The new administration has signaled its intent to swiftly engage Russia in negotiations on deeper cuts in their respective arsenals, with the ultimate aim of reducing them to zero.
But US Defense Secretary Robert Gates has been leading another kind of charge, arguing in the final months of the previous administration that deeper cuts must be underpinned by production of a new warhead to replace an ageing nuclear stockpile.
"To be blunt, there is absolutely no way we can maintain a credible deterrent and reduce the number of weapons in our stockpile without either resorting to testing our stockpile or pursuing a modernization program," he said in an October 28 speech.
Gates' speech at the Carnegie Endowment for Peace, says Jan Kristensen, an analyst at the Federation of American Scientists, was "an attempt to set a bottom line."
In Kristensen's view, the secretary's message was:
"You can cut the numbers, but below that we need to have a strong capability, not only to maintain what we have, but also to build up if we need to."
Kristensen added: "That is the big clash."
Gates is not alone in his thinking.
General Kevin Chilton, head of the US Strategic Command, warns that the United States is "living today off the largesse of an industrial base and a concept that was developed to support the Cold War which is many years in the rear view mirror right now."
A Pentagon advisory panel led by former defense secretary James Schlesinger warned this month of a weakening US deterrent.
On the other hand, former secretaries of state Henry Kissinger and George Shultz, former defense secretary William Perry and former Senator Sam Nunn say that nuclear weapons are increasingly ineffective as a deterrent.
They called for a "world free of nuclear weapons" in a Wall Street Journal op-ed piece two years ago.
The debate is likely to intensify over the next year as the new administration reviews the US nuclear posture.
A bipartisan commission appointed by Congress is expected to weigh in April, and the Pentagon will undertake its own review later this year.
The White House has already staked out its position, declaring on its website that "Obama and (Vice President Joe) Biden will set a goal of a world without nuclear weapons, and pursue it."
They will stop production of new nuclear weapons, seek agreement with Russia to take missiles off hair trigger alert, and seek "dramatic reductions" in their respective arsenals, it said.
But, it also said, "Obama and Biden will always maintain a strong deterrent as long as nuclear weapons exist."
Proponents of modernization argue that as weapons in the existing stockpile age, doubts about their safety and reliability will inevitably grow, thereby lessening their deterrent value.

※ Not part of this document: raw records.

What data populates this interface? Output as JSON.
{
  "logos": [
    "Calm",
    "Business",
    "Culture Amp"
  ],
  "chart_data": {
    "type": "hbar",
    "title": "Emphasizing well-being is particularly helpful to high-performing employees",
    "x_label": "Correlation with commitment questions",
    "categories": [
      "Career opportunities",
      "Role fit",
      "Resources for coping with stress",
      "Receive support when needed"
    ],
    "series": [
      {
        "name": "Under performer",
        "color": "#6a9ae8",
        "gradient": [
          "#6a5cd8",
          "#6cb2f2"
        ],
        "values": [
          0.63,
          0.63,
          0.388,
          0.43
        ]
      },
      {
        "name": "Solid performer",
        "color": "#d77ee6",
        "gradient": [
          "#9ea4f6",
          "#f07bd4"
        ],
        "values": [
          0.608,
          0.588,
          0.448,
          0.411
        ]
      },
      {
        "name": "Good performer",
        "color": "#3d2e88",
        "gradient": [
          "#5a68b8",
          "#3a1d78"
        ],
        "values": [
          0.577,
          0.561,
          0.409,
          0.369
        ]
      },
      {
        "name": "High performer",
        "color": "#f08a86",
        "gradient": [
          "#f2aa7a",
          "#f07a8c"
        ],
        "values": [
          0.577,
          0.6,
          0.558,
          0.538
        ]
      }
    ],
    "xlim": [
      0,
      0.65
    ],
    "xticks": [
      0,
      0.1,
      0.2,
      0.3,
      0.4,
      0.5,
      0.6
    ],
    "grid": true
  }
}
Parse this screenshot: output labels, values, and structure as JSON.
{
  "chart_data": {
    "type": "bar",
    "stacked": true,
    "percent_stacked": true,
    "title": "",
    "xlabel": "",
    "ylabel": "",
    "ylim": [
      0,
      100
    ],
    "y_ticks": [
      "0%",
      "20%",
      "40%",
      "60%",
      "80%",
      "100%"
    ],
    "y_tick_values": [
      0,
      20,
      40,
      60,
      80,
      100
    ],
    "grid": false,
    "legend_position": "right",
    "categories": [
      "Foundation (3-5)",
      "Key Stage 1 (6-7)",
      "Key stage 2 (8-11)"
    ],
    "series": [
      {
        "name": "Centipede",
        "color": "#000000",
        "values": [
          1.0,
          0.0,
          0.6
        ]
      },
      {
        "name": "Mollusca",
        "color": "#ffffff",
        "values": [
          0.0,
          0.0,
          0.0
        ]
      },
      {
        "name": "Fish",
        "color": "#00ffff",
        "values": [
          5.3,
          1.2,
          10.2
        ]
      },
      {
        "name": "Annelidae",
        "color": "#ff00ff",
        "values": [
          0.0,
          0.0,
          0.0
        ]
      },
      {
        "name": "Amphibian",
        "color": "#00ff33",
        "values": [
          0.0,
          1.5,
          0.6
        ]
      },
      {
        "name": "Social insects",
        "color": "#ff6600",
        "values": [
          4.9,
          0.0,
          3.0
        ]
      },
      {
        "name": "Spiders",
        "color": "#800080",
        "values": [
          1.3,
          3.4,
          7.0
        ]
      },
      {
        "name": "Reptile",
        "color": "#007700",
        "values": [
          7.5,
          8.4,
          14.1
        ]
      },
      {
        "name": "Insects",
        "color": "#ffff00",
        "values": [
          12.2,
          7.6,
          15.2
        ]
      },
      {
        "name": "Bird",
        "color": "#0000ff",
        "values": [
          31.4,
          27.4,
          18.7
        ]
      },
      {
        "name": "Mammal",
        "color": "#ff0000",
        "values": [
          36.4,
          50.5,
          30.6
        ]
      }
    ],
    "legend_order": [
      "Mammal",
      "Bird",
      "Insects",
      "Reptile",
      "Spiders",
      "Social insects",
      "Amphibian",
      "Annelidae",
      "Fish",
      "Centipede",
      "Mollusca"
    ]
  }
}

They want Congress to fund the production of a new so-called "Reliable Replacement Warhead," which would incorporate safety features in its design to prevent accidental detonation or unauthorized use.
The Congress, however, has been skeptical of the need for the RRW. Studies have shown no decline in the safety or reliability of the existing arsenal, and programs currently exist to extend their shelf life.
Moreover, critics fear that the program will open the door to production of new types of nuclear weapons for military uses.
Those suspicions were fueled by a series of Bush administration proposals that suggested it was looking for ways to use nuclear weapons in a host of new scenarios.
The proposals included mini nukes, precision low yield nuclear weapons, a "robust nuclear earth penetrator" for deeply buried targets, and concepts for using nuclear weapons to destroy chemical or biological weapons.
So when the administration turned around and proposed the RRW to replace the weapons in the existing arsenal, Congress balked.
"There's lots of things that can be done to make real improvements to the existing stockpile, that should satisfy the concerns of those people who are genuinely concerned about safety and reliability," said Joseph Cirincione, president of the Ploughshares Fund, a non-profit that supports nuclear disarmament initiatives.
"Only those who are using this as an excuse to expand the nuclear arsenal won't be pleased," he said.
Geoff Morrell, the Pentagon press secretary, said Gates has not had a chance yet to discuss his ideas on nuclear issues with Obama.
"I think the secretary believes that, fundamentally, we have not done a good job of selling the importance of the Reliable Replacement Warhead," he said. "But these are discussions that he is going to have to have with his new boss."